Darrelle Revis: “Mark Sanchez did great today. You could just see the potential in Mark Sanchez and how far he can take this team on the offensive side.”

Ryan: “Mark played great. You see that confidence that he has, he knows our offense, he’s comfortable, and when we come back we’ll be able to hit the ground running, which is obviously a lot different than how we entered this season.”

Brandon Moore: “He didn’t look like a rookie out there, not at all.”

He’s not Namath yet, but the Jets have their quarterback.

“It was a heckuva year; I’m one of the luckiest guys in the world,” Sanchez said. “But that fire’s still in there, it’s burning, and it’s hot. I want to win it. I think this organization does too, I know we have the right head coach . . . we have the right pieces . . . so we’ll be back.”

And one day, Superman will be wearing a green-and-white cape.

Mom says clean-cut Mark tops

The black playoff beard that Mark Sanchez had worn for good luck during the playoffs was gone. With his Super Bowl dream shattered, the rookie quarterback shaved it off after the Jets’ 30-17 AFC Championship game loss. As he headed over to hug his mother and father and brothers down the hall from the visiting locker room, he didn’t crack a smile when someone said he must feel much lighter with it gone.

But Ma Sanchez liked the fact that she could see all of her baby boy’s baby face.

“I love it!” Olga Sanchez said, and laughed. You like him better without? “Without, yeah,” she said, still chuckling. “That’s a mom for ya’.”

She was beaming with pride. “He did a very good job,” Olga Sanchez said.

Was it nerve-wracking watching her boy?

“Yeah,” she said, “but he was good; it’s all good,” she said.

His future’s pretty bright, I would say, huh?

“Yeah, it is,” she said.

GM: Weight until next year, Rex

The Jets obviously want Rex Ryan around for a long, long time.

They are concerned with his weight, and will push him to get on a diet that works over the offseason.

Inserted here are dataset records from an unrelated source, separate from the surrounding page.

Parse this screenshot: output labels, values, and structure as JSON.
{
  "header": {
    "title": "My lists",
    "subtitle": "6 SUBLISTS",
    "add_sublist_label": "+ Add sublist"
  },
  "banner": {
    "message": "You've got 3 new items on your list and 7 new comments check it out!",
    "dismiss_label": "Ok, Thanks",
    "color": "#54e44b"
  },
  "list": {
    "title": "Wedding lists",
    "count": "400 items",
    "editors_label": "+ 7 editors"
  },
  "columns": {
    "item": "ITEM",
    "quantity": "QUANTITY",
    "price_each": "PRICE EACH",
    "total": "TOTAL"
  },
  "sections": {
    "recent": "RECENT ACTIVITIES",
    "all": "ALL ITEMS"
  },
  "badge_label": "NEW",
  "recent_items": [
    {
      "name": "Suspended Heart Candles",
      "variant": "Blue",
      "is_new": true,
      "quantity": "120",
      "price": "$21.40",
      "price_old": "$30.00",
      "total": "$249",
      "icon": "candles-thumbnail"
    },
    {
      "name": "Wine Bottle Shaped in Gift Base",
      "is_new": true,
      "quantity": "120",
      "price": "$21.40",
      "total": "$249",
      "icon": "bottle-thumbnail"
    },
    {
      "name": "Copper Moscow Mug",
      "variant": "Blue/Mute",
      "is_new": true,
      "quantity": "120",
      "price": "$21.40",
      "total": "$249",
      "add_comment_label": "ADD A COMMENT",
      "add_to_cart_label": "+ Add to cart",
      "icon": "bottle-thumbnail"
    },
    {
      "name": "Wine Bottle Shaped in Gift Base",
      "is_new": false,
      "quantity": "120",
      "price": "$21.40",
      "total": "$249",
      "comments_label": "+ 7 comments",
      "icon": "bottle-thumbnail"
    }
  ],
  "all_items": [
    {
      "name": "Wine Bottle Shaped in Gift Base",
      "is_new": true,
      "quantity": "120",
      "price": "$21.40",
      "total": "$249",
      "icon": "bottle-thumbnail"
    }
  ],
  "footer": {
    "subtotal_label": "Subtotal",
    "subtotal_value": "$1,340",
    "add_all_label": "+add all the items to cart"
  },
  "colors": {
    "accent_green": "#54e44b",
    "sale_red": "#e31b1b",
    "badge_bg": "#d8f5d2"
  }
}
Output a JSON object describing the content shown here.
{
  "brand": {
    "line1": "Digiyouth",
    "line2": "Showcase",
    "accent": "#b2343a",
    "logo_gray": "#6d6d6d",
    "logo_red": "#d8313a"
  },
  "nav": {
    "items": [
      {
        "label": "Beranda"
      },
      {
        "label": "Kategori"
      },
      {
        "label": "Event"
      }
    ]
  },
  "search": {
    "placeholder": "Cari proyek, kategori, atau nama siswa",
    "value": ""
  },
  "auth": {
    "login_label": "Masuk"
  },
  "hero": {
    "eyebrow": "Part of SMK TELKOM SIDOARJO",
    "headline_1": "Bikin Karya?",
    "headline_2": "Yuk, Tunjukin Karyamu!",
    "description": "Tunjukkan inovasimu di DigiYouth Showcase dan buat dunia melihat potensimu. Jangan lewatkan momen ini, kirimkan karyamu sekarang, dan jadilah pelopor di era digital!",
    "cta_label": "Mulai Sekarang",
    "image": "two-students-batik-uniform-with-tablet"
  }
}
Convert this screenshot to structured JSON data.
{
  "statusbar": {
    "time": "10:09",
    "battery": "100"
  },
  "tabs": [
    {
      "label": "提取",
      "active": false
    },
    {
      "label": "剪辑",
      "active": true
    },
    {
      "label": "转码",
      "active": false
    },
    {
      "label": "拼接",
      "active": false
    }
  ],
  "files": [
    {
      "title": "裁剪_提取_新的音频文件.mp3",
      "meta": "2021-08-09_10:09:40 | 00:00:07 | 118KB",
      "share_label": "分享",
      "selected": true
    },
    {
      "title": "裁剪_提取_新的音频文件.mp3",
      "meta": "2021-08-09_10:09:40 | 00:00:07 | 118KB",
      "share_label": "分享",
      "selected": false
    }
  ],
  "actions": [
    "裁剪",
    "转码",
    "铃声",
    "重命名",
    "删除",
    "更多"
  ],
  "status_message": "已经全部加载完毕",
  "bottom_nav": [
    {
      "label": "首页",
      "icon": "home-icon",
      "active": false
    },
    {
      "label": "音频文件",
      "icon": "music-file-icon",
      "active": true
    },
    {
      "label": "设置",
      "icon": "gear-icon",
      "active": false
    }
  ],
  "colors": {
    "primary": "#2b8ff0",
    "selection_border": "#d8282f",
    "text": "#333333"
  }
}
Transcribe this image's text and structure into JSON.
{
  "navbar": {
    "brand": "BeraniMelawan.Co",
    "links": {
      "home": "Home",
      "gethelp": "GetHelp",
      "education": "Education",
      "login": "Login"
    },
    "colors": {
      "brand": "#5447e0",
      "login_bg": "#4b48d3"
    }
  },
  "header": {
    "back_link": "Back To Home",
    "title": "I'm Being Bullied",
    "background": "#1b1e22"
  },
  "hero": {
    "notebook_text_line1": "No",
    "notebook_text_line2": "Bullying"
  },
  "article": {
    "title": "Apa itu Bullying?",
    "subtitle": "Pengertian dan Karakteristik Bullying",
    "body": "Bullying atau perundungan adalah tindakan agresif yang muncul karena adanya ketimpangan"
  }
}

“We have some goals for the offseason program, and maybe that’s not just limited to the players,” general manager Mike Tannenbaum told The Post with a chuckle.

In all seriousness, Tannenbaum recognizes that something needs to be done. Coaching an NFL team is a highly stressful job, even if Ryan comes off sometimes as David Letterman.

The one saving grace, perhaps: Ryan won’t be going on any banquet circuit during the offseason, thanks to Peyton Manning and the Colts.